FGV Holdings - Expecting Decent Earnings For 4Q24F

Date: 
2024-11-29
Firm: 
RHB-OSK
Stock: 
Price Target: 
1.27
Price Call: 
HOLD
Last Price: 
1.16
Upside/Downside: 
+0.11 (9.48%)
  • Keep NEUTRAL and SOP-based MYR1.27 TP, 11% upside and c.4% FY25F yield. Post-analyst briefing, we make no changes to our forecasts. We expect earnings to remain decent in 4Q24 on higher CPO prices, albeit offset by moderating FFB output and higher unit costs on increased fertilisation activities. Valuation remains unexciting – the stock is trading at 11.2x FY25F P/E, at the high end of its peer range of 7-11x.
  • 9M24 results recap. 9M24 core net profit came in above our and consensus expectations, at 136-223% of FY24F. Core net profit rose strongly QoQ in 3Q24 to MYR208.4m (from MYR42.6m in 2Q24).

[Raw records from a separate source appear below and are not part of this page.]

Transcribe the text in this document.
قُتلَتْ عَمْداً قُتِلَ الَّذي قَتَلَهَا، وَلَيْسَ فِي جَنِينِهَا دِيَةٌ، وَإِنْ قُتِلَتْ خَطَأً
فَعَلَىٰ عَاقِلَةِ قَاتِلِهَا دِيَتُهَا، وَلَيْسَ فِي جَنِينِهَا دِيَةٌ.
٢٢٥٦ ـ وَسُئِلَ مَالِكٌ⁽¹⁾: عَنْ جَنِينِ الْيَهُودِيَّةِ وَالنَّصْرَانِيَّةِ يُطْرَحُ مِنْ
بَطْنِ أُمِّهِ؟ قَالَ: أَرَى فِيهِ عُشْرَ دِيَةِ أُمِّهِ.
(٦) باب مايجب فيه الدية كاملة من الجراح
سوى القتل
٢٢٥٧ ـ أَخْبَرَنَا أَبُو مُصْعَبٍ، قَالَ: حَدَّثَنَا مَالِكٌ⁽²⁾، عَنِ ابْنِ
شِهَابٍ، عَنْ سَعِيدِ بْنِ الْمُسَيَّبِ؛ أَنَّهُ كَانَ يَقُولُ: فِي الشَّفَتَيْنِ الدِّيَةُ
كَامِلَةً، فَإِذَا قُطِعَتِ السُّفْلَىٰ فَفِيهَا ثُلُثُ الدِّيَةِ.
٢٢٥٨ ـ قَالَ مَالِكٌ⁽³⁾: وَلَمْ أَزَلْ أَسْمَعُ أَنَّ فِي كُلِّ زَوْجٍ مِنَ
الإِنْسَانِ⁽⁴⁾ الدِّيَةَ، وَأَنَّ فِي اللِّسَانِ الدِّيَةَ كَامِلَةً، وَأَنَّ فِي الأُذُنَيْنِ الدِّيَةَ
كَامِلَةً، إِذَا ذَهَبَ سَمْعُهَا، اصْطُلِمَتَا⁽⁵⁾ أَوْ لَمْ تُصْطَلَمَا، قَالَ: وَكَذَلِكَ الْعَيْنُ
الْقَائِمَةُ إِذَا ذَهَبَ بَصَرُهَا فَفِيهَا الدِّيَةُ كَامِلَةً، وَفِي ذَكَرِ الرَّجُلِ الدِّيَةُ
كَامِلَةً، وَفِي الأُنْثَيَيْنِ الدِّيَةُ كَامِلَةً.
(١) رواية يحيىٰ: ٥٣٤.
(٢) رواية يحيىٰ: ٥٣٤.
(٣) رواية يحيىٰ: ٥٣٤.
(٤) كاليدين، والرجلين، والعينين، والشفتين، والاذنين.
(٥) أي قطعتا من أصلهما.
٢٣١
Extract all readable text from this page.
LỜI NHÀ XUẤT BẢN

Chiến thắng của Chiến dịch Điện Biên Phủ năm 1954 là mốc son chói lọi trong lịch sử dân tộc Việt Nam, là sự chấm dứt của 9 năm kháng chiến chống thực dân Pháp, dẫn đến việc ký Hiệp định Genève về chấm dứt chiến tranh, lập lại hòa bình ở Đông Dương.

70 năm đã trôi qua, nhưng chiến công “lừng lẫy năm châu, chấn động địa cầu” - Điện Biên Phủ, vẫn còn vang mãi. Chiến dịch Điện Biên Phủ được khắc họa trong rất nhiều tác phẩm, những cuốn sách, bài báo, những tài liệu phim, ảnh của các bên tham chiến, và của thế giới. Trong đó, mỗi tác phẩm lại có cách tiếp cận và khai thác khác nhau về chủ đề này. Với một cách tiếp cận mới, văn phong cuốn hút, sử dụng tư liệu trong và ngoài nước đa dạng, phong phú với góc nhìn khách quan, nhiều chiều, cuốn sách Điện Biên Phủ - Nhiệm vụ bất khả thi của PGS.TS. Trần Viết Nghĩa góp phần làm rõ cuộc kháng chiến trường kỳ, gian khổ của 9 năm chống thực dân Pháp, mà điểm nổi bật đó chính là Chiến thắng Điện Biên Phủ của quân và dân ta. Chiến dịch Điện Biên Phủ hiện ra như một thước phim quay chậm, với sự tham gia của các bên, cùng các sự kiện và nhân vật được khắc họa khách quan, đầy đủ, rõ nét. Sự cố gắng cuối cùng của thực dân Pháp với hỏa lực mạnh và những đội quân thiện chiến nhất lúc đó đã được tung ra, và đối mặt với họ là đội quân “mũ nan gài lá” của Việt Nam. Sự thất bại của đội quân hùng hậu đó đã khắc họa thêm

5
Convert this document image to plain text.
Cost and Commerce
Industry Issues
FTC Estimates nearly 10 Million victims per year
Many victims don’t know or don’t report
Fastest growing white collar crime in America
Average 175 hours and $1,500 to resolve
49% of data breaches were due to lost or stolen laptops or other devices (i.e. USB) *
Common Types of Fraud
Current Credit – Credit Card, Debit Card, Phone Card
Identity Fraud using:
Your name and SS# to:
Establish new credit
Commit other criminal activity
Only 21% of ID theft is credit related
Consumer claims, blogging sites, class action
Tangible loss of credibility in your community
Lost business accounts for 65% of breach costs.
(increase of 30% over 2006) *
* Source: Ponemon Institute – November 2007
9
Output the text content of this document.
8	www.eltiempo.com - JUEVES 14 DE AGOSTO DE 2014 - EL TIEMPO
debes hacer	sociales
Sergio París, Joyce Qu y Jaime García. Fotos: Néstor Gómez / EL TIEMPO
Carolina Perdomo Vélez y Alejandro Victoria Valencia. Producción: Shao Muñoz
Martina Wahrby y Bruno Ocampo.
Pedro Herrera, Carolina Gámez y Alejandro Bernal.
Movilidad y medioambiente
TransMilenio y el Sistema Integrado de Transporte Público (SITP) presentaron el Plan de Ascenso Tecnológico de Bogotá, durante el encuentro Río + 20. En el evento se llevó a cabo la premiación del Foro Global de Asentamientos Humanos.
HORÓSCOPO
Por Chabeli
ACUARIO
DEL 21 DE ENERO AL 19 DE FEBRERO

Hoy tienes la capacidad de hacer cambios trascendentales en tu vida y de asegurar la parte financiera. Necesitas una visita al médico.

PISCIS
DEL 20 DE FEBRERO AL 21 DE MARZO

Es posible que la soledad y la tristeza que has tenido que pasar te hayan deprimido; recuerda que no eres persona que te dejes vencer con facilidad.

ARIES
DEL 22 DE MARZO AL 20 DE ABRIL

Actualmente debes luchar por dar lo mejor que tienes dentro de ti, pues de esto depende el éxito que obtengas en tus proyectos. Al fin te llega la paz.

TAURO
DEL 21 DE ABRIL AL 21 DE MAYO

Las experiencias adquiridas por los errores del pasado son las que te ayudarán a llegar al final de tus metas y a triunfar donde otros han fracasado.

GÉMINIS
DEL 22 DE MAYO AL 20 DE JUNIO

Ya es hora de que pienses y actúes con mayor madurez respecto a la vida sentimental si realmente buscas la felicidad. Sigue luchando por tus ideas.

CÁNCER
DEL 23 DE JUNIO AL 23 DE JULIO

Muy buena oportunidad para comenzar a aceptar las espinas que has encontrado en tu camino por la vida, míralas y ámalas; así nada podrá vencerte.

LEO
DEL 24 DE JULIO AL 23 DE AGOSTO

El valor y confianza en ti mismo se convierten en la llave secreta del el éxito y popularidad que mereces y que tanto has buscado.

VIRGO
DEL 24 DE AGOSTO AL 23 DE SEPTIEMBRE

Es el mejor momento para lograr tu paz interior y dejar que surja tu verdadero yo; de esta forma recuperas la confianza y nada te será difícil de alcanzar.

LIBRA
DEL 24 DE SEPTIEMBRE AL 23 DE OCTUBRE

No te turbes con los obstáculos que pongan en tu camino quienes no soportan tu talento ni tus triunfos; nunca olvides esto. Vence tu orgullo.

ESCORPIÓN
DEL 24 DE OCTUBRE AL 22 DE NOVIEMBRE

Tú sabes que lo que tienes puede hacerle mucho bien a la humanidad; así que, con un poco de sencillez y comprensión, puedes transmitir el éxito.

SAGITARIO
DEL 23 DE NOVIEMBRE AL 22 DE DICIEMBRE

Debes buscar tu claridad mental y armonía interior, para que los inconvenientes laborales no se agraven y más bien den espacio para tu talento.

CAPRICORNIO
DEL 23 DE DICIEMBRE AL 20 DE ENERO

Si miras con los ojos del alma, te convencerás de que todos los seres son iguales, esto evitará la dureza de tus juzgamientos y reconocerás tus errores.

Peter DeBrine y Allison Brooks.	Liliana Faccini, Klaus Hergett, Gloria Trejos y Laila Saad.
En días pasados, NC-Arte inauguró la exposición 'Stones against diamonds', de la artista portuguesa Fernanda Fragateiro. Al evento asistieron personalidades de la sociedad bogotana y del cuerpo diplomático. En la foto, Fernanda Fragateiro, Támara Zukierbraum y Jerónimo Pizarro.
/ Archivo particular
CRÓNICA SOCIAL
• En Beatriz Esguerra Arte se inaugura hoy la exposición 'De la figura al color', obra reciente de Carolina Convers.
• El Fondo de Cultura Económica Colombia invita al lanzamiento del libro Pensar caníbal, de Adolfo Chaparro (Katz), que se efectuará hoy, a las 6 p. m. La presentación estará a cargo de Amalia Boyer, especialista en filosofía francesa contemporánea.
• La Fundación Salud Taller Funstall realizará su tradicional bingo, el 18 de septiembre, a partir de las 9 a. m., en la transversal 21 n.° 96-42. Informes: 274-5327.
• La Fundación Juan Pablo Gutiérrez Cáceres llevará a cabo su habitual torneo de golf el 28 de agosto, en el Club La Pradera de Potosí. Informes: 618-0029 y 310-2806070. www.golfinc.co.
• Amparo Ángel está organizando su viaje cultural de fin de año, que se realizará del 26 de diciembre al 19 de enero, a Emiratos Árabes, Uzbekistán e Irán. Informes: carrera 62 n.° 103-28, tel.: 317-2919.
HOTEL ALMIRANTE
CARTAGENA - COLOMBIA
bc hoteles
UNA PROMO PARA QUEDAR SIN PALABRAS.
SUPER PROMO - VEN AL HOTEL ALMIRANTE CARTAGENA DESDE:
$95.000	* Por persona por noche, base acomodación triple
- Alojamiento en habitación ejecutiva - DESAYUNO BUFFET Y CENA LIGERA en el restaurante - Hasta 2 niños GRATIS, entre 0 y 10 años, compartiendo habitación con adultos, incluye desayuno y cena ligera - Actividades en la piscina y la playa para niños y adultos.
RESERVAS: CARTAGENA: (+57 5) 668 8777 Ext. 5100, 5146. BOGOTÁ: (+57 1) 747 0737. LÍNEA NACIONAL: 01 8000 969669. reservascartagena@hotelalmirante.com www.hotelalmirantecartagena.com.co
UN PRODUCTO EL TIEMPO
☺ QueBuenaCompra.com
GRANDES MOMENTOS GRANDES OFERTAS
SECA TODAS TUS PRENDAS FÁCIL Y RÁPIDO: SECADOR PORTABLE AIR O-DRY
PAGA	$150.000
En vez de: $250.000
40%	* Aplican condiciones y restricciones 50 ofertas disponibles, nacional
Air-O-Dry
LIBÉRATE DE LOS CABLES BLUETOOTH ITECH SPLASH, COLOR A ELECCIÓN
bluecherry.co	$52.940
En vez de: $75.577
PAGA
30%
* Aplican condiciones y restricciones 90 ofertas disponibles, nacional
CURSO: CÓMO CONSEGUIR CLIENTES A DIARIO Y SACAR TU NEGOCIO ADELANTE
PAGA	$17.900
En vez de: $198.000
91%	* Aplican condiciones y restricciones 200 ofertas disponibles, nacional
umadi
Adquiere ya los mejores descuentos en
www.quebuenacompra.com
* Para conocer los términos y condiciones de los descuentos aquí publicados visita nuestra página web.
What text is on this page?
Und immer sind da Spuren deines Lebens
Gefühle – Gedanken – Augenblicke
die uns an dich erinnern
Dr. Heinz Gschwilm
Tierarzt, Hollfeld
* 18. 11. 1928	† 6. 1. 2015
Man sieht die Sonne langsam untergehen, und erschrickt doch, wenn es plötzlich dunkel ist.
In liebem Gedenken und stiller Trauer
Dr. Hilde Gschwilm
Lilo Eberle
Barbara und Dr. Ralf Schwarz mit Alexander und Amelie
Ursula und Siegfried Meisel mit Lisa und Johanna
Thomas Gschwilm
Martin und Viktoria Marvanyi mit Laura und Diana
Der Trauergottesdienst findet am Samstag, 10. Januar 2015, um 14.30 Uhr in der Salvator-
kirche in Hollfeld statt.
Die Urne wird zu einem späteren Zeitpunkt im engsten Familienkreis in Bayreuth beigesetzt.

  • FFB output growth projected at 10-15% for FY24 and 5-8% for FY25. FGV Holdings noted that the peak output month this year was in August, with 3Q24 being the peak quarter. 4Q24 output is expected to moderate vs 3Q24 but still be stronger than 4Q23. As such, management is keeping to its 10- 15% FFB growth guidance for FY24. For FY25, it expects FFB growth to continue to grow, albeit at a slower rate of 5-8% YoY. To be conservative, we maintain our FY24 FFB growth forecast of 9.5%, and 3-4% for FY25-26.
  • Labour shortages still prevalent. FGV’s blended group labour shortage is now at 9% (inclusive of Indonesia). However, breaking it down further, the shortage is at 12% in Sabah and 45% in Sarawak, while Peninsular Malaysia is at 95-100%. Going forward, management expects to resolve the shortages at Sabah by 1Q25, but Sarawak remains challenging. Nevertheless, Sarawak only comprises c.6% of FGV’s total planted area.
  • Forward sales booked in for 4Q24. FGV has sold forward 50% of its West Malaysia 4Q24 output at above MYR4,000/tonne. For FY25, no forward sales have been booked in yet. With this, it is likely FGV may achieve slightly lower than market ASP’s for 4Q24.
  • Unit costs expected to moderate in FY24 and FY25. 9M24 unit cost was at MYR2,552/tonne (-11% YoY) and FGV expects to end the year at MYR2,500/tonne average cost, as it may not be able to fully complete its fertiliser programme due to the monsoon season. For FY25, despite the impact of higher minimum wages (which management estimates at +MYR75/tonne or MYR85m pa), it expects unit costs to moderate slightly to MYR2,400-2,500/tonne, as production improves further. In addition, FGV has tendered for its 1H25 fertiliser requirements at prices 3-4% lower YoY.
  • Maintain NEUTRAL and MYR1.27 TP. Post-analyst briefing, we make no changes to our forecasts. Our TP includes a 12% ESG discount. While we are positive on the strong earnings recovery this quarter, we are wary of its history of earnings volatility, hence maintain our call on the stock.
  • Key risks include CPO price movement, weather, and demand and supply dynamics of the global vegetable oil industry.